Mk1 Golf and other VW classics to be electrified
Classic Volkswagens are being converted to ensure they live on beyond the fossil-fuel age
Fresh reports suggest Volkswagen wants to push forward its electric car revolution while taking its past along.
American website Motor Authority says the company, which has partnered with eClassics, German converters who have previously electrified an original VW Beetle convertible and a 1966 split-window Kombi, has filed new trademarks with European Union Intellectual Property Office for "e-Golf Classic", "e-Karmann" and"‘e-Kubel".
The German company worked closely with VW in tweaking the MEB scalable platform used to build a raft of current VAG electric cars like the VW ID.3 and newly revealed Audi Q4 Sportback e-tron. It’s now expected that VW will recapture its history in a cleaner, more sustainable way by electrifying some of its historic cars, including the first-generation Golf which lived on in SA for many years as the Citigolf.

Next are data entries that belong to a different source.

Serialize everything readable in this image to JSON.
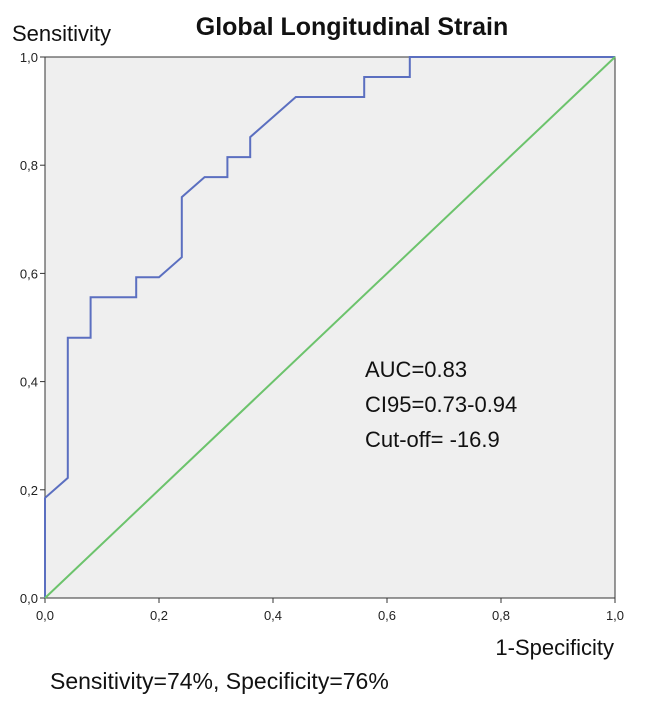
{
  "chart_data": {
    "type": "line",
    "title": "Global Longitudinal Strain",
    "ylabel": "Sensitivity",
    "xlabel": "1-Specificity",
    "xlim": [
      0,
      1
    ],
    "ylim": [
      0,
      1
    ],
    "x_ticks": [
      "0,0",
      "0,2",
      "0,4",
      "0,6",
      "0,8",
      "1,0"
    ],
    "y_ticks": [
      "0,0",
      "0,2",
      "0,4",
      "0,6",
      "0,8",
      "1,0"
    ],
    "grid": false,
    "series": [
      {
        "color": "#5b6fc0",
        "points": [
          [
            0.0,
            0.0
          ],
          [
            0.0,
            0.185
          ],
          [
            0.04,
            0.222
          ],
          [
            0.04,
            0.481
          ],
          [
            0.08,
            0.481
          ],
          [
            0.08,
            0.556
          ],
          [
            0.16,
            0.556
          ],
          [
            0.16,
            0.593
          ],
          [
            0.2,
            0.593
          ],
          [
            0.24,
            0.63
          ],
          [
            0.24,
            0.741
          ],
          [
            0.28,
            0.778
          ],
          [
            0.32,
            0.778
          ],
          [
            0.32,
            0.815
          ],
          [
            0.36,
            0.815
          ],
          [
            0.36,
            0.852
          ],
          [
            0.44,
            0.926
          ],
          [
            0.56,
            0.926
          ],
          [
            0.56,
            0.963
          ],
          [
            0.64,
            0.963
          ],
          [
            0.64,
            1.0
          ],
          [
            1.0,
            1.0
          ]
        ]
      },
      {
        "color": "#6cc36c",
        "points": [
          [
            0,
            0
          ],
          [
            1,
            1
          ]
        ]
      }
    ],
    "annotations": [
      "AUC=0.83",
      "CI95=0.73-0.94",
      "Cut-off= -16.9"
    ],
    "footer": "Sensitivity=74%, Specificity=76%"
  }
}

Using VW's MEB platform for the conversions ensures that sourcing parts will be convenient for owners, as there will be commonality with VW's new ID range of EVs, according to the company.
The potential electrification of the original Mk1 Golf would be of great interest to its many fans who’d like nothing more than to continue driving this desirable and rare legend in future.

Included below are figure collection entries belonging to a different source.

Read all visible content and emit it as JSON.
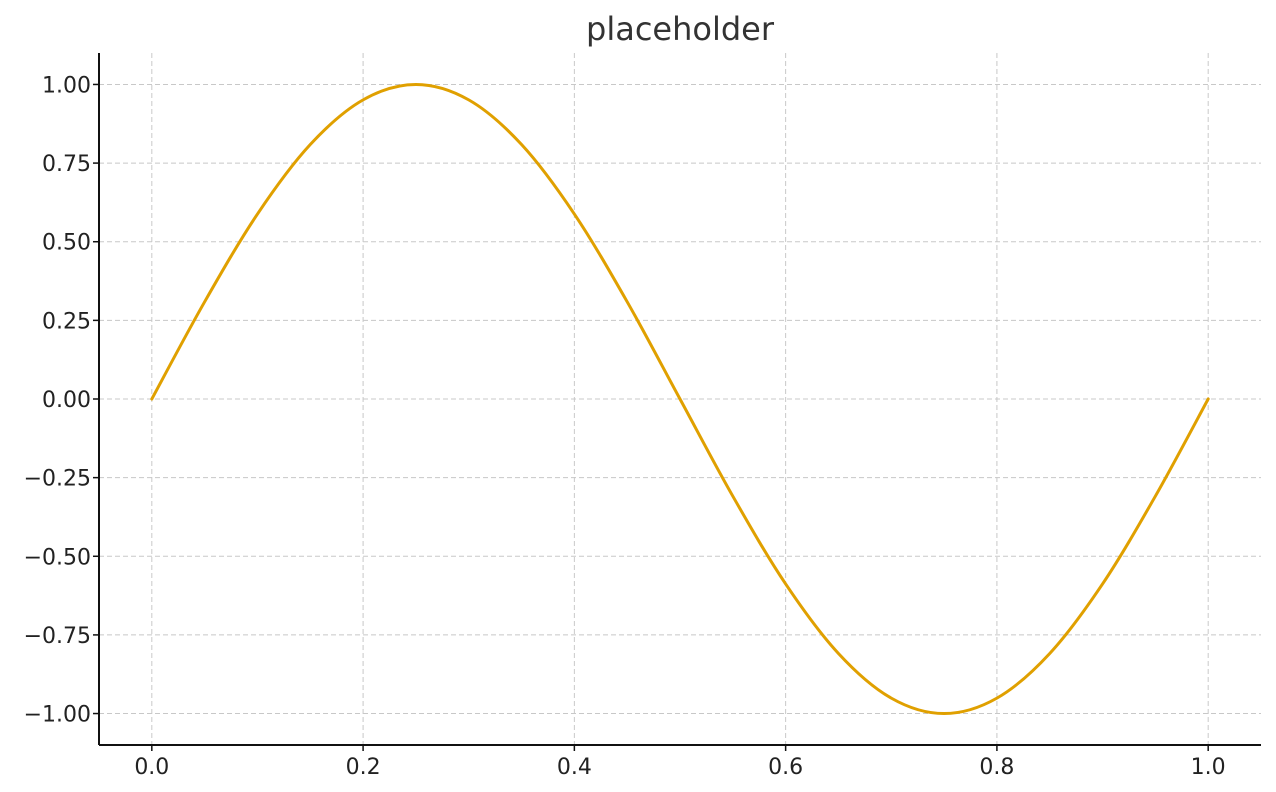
{
  "chart_data": {
    "type": "line",
    "title": "placeholder",
    "xlabel": "",
    "ylabel": "",
    "xlim": [
      -0.05,
      1.05
    ],
    "ylim": [
      -1.1,
      1.1
    ],
    "xticks": [
      0.0,
      0.2,
      0.4,
      0.6,
      0.8,
      1.0
    ],
    "xtick_labels": [
      "0.0",
      "0.2",
      "0.4",
      "0.6",
      "0.8",
      "1.0"
    ],
    "yticks": [
      1.0,
      0.75,
      0.5,
      0.25,
      0.0,
      -0.25,
      -0.5,
      -0.75,
      -1.0
    ],
    "ytick_labels": [
      "1.00",
      "0.75",
      "0.50",
      "0.25",
      "0.00",
      "−0.25",
      "−0.50",
      "−0.75",
      "−1.00"
    ],
    "grid": true,
    "series": [
      {
        "color": "#e0a000",
        "x": [
          0.0,
          0.05,
          0.1,
          0.15,
          0.2,
          0.25,
          0.3,
          0.35,
          0.4,
          0.45,
          0.5,
          0.55,
          0.6,
          0.65,
          0.7,
          0.75,
          0.8,
          0.85,
          0.9,
          0.95,
          1.0
        ],
        "y": [
          0.0,
          0.309,
          0.588,
          0.809,
          0.951,
          1.0,
          0.951,
          0.809,
          0.588,
          0.309,
          0.0,
          -0.309,
          -0.588,
          -0.809,
          -0.951,
          -1.0,
          -0.951,
          -0.809,
          -0.588,
          -0.309,
          0.0
        ]
      }
    ]
  }
}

Ditto the Volkswagen Karmann Ghia, the 2+2 sports coupe from 1955 which combined the chassis and mechanicals of the Beetle with a Karmann body styled by Carrozzeria Ghia of Italy.
Fans of the 1945 Volkswagen Kübelwagen will be happy to know that an electrified version of this Ferdinand Porsche designed light military vehicle that was used in WWII is in the pipeline too. It should cut a curious figure inside the sanitised zero emissions city zones being planned.
This and the efforts of other brands offering electrified classics is the varied spice of potential life in an emissions-free future. Aston Martin has also announced the electrification of its cult DB4 "Bond car" while Jaguar has already showed solutions to keep its legendary E-Type moving into the future.